In an MVPA experiment, a machine-learning classifier algorithm is typically trained on data from a subset of the experiment, and then tested on a held-out set of data that it has not seen before. The classifier will only succeed in predicting the identity of the test trials if learning from the training set transfers to the testing set. Often, a cross-validation procedure is employed where each subset of the data is alternately used as a training and testing set (Pereira and Botvinick, 2011). When a classifier can guess the identity of the testing trials with greater than chance accuracy, we conclude that the data contain information about the class of the stimuli, and that this information is consistent across the various subsets of data.
Thus, by requiring learning transfer from training to testing datasets, MVPA constitutes a test for the consistency of information across different sets of data. This property of the test has begun to be exploited by neuroscientists who are interested in how neural patterns may be similar across different kinds of stimulus presentations, sensory modalities, and cognitive contexts. For instance, a classifier trained on data from visual presentation of objects may be asked to then classify neural patterns elicited by tactile presentations of the same objects. The success of learning transfer in such an experiment would provide direct evidence that the neural representations are similar across the two contexts. In the case of this example we are testing whether or not there is a common coding of object identity that is invariant to visual or tactile presentation. We suggest calling this kind of analysis, when a classifier is trained on data from one cognitive domain and tested on data from another, Multivariate Cross-Classification (MVCC). A schematic of MVCC is presented in Figure 1. In this paper we discuss methodological issues relevant to MVCC and review recent work employing this technique in order to demonstrate its power in contributing to the understanding of abstract neural representations.

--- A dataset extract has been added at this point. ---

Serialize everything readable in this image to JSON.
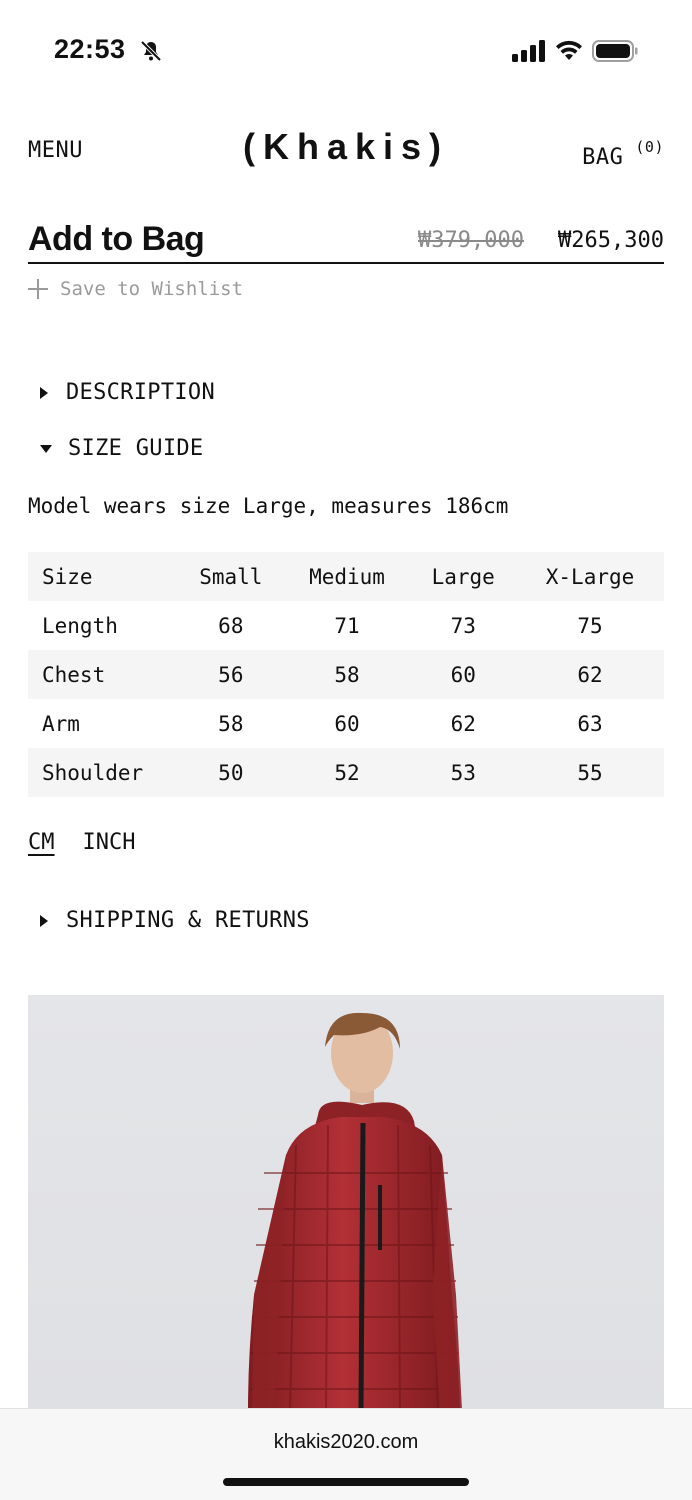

Figure 1. A schematic of Multivariate Pattern Similarity Analysis. In this example, subjects either see or touch two classes of objects, apples and bananas. (A) First, a classifier is trained on the labeled patterns of neural activity evoked by seeing the two objects. (B) Next, the same classifier is given unlabeled data from when the subject touches the same objects and makes a prediction. If the classifier, which was trained on data from vision, can correctly identify the patterns evoked by touch, then we conclude that the representation is modality invariant.
There are many domains of cognitive neuroscience where the question of abstraction in neural representations is of theoretical importance. We review several of them here in order to highlight the contributions that MVCC can make to these problems. First, we discuss the issue of neural representations that abstract across cognitive modalities, discussing work that uses MVCC to establish the presence of modality-invariant representations in the perceptual and motor domains. Next, we discuss the application of MVCC to research on memory, where there are questions about the extent to which memory and imagery processes re-instantiate patterns that are similar to original perceptions. Finally, we look at work that explores abstract representations within a single sensory modality, to identify neural patterns that represent semantic content similarly across various stimulus formats, and also across cognitive contexts such as those that vary with attention.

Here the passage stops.